Blogging is a great platform to write about anything that interests you. The key is to practice conveying your ideas in a cohesive and concise manner. It’s akin to readable vs. unreadable code; nobody likes to read unstructured, messy, unreadable code. Same goes with all writing, especially technical/design documents where the goal is to communicate your design clearly to others.
3. Watch great speakers on YouTube
While books do improve verbal communication (especially if you read out loud), emulating other great speakers can be helpful. But choose your role models carefully; choose people who can explain technical products/concepts to an audience in clear and concise manner (with all due respect, don’t pick Elon Musk).
Some of my favorite speakers are: Steve Wozniak, Jack Ganssle, Jeff Atwood, and Steve Jobs. Jobs’ legendary product introductions are great because he’s a great communicator. As an example, watch Steve compare the Android vs. iPhone in the below video. Pay close attention to his tone, brevity (no uhms, you know, eh, hmm, well, etc.), emphasis, facial expressions, gestures and how he beautifully weaves them together to communicate his ideas to the audience.

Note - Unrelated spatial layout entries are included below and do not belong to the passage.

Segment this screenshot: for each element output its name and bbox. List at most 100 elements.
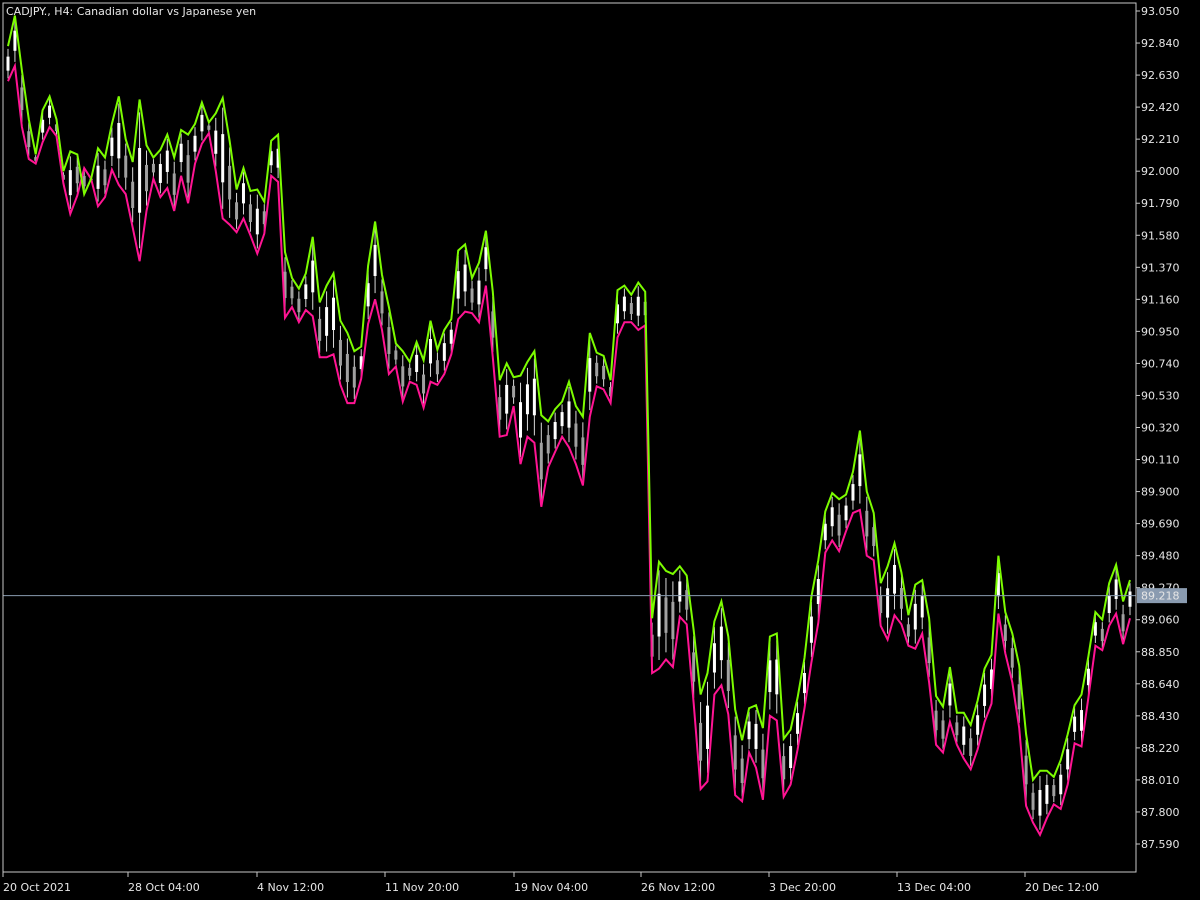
candle-body [712, 643, 716, 673]
time-tick-label: 13 Dec 04:00 [897, 881, 971, 894]
candle-body [851, 484, 855, 501]
candle-body [948, 683, 952, 706]
price-tick-label: 88.220 [1141, 742, 1180, 755]
candle-body [685, 590, 689, 610]
candle-body [1059, 774, 1063, 795]
candle-body [75, 166, 79, 184]
candle-body [172, 173, 176, 195]
candle-body [394, 350, 398, 360]
candle-body [913, 603, 917, 630]
candle-body [768, 660, 772, 693]
candle-body [6, 56, 10, 71]
candle-body [976, 715, 980, 735]
time-tick-label: 4 Nov 12:00 [257, 881, 324, 894]
candle-body [1121, 614, 1125, 632]
candle-body [629, 303, 633, 314]
candle-body [893, 564, 897, 594]
candle-body [539, 442, 543, 480]
candle-body [671, 601, 675, 640]
candle-body [761, 749, 765, 779]
candle-body [726, 659, 730, 691]
candle-body [200, 114, 204, 132]
price-tick-label: 87.590 [1141, 838, 1180, 851]
candle-body [470, 288, 474, 303]
candle-body [332, 297, 336, 331]
price-badge: 89.218 [1137, 588, 1187, 604]
candle-body [1052, 785, 1056, 797]
candle-body [110, 137, 114, 156]
candle-body [221, 134, 225, 183]
candle-body [809, 616, 813, 643]
price-chart[interactable]: 93.050 92.840 92.630 92.420 92.210 92.000 91.7… [0, 0, 1200, 900]
candle-body [1024, 755, 1028, 785]
candle-body [158, 164, 162, 183]
time-tick-label: 3 Dec 20:00 [769, 881, 836, 894]
candle-body [179, 143, 183, 163]
candle-body [463, 264, 467, 292]
candle-body [962, 726, 966, 745]
candle-body [1038, 789, 1042, 816]
candle-body [733, 735, 737, 770]
candle-body [512, 385, 516, 398]
time-tick-label: 26 Nov 12:00 [641, 881, 715, 894]
candle-body [802, 672, 806, 694]
candle-body [1080, 710, 1084, 731]
candle-body [290, 286, 294, 299]
candle-body [96, 165, 100, 189]
candle-body [1107, 595, 1111, 614]
candle-body [899, 587, 903, 609]
candle-body [602, 365, 606, 380]
candle-body [1100, 628, 1104, 642]
candle-body [1128, 591, 1132, 607]
candle-body [678, 581, 682, 602]
candle-body [595, 362, 599, 377]
candle-body [297, 298, 301, 313]
time-tick-label: 20 Oct 2021 [3, 881, 71, 894]
candle-body [27, 131, 31, 148]
candle-body [969, 738, 973, 756]
price-tick-label: 92.420 [1141, 101, 1180, 114]
price-tick-label: 88.640 [1141, 678, 1180, 691]
candle-body [754, 723, 758, 749]
price-tick-label: 88.430 [1141, 710, 1180, 723]
candle-body [1066, 749, 1070, 770]
candle-body [657, 593, 661, 637]
price-tick-label: 92.210 [1141, 133, 1180, 146]
candle-body [449, 329, 453, 344]
candle-body [553, 422, 557, 440]
candle-body [193, 135, 197, 152]
candle-body [165, 150, 169, 172]
candle-body [560, 412, 564, 427]
price-tick-label: 90.320 [1141, 422, 1180, 435]
candle-body [338, 339, 342, 366]
time-tick-label: 11 Nov 20:00 [385, 881, 459, 894]
candle-body [214, 130, 218, 154]
candle-body [456, 271, 460, 299]
candle-body [131, 181, 135, 208]
candle-body [207, 125, 211, 130]
candle-body [415, 354, 419, 372]
price-tick-label: 88.010 [1141, 774, 1180, 787]
price-badge-label: 89.218 [1141, 590, 1180, 603]
candle-body [228, 165, 232, 200]
candle-body [519, 402, 523, 438]
candle-body [844, 505, 848, 521]
candle-body [636, 296, 640, 316]
candle-body [20, 87, 24, 111]
candle-body [311, 260, 315, 293]
candle-body [886, 588, 890, 618]
time-tick-label: 28 Oct 04:00 [128, 881, 200, 894]
candle-body [1045, 784, 1049, 804]
candle-body [145, 164, 149, 192]
price-tick-label: 90.740 [1141, 357, 1180, 370]
candle-body [1010, 648, 1014, 668]
time-tick-label: 19 Nov 04:00 [514, 881, 588, 894]
price-tick-label: 91.790 [1141, 197, 1180, 210]
price-tick-label: 89.060 [1141, 614, 1180, 627]
price-tick-label: 91.370 [1141, 261, 1180, 274]
price-tick-label: 90.110 [1141, 454, 1180, 467]
candle-body [186, 155, 190, 183]
candle-body [740, 758, 744, 783]
candle-body [858, 454, 862, 487]
candle-body [138, 148, 142, 213]
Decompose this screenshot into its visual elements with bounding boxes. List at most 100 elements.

4. Go to meetups/Toastmasters
What good is all this if you’re not putting your improved communication skills to use? Go to meetups, chat up people, and practice public speaking. Even better if you have a Toastmasters in your area and you have the guts to speak at them! Just going to a Toastmasters session once and speaking there helps a lot (that’s what I did). There’s great value in having someone analyze your speech to identify your weaknesses (for me it was saying filler words like ah, um) so you can readily improve them. Trust me, you can and will get better with practice.
Having great communication skills is power; as software engineers, we’re all too aware of this. We curse ourselves every time we refactor a poorly designed and unreadable chunk of code. Same goes with communication. Don’t be the guy that people dread communicating with; good communication for an engineer is every bit as important as technical chops and deserves continuous improvement.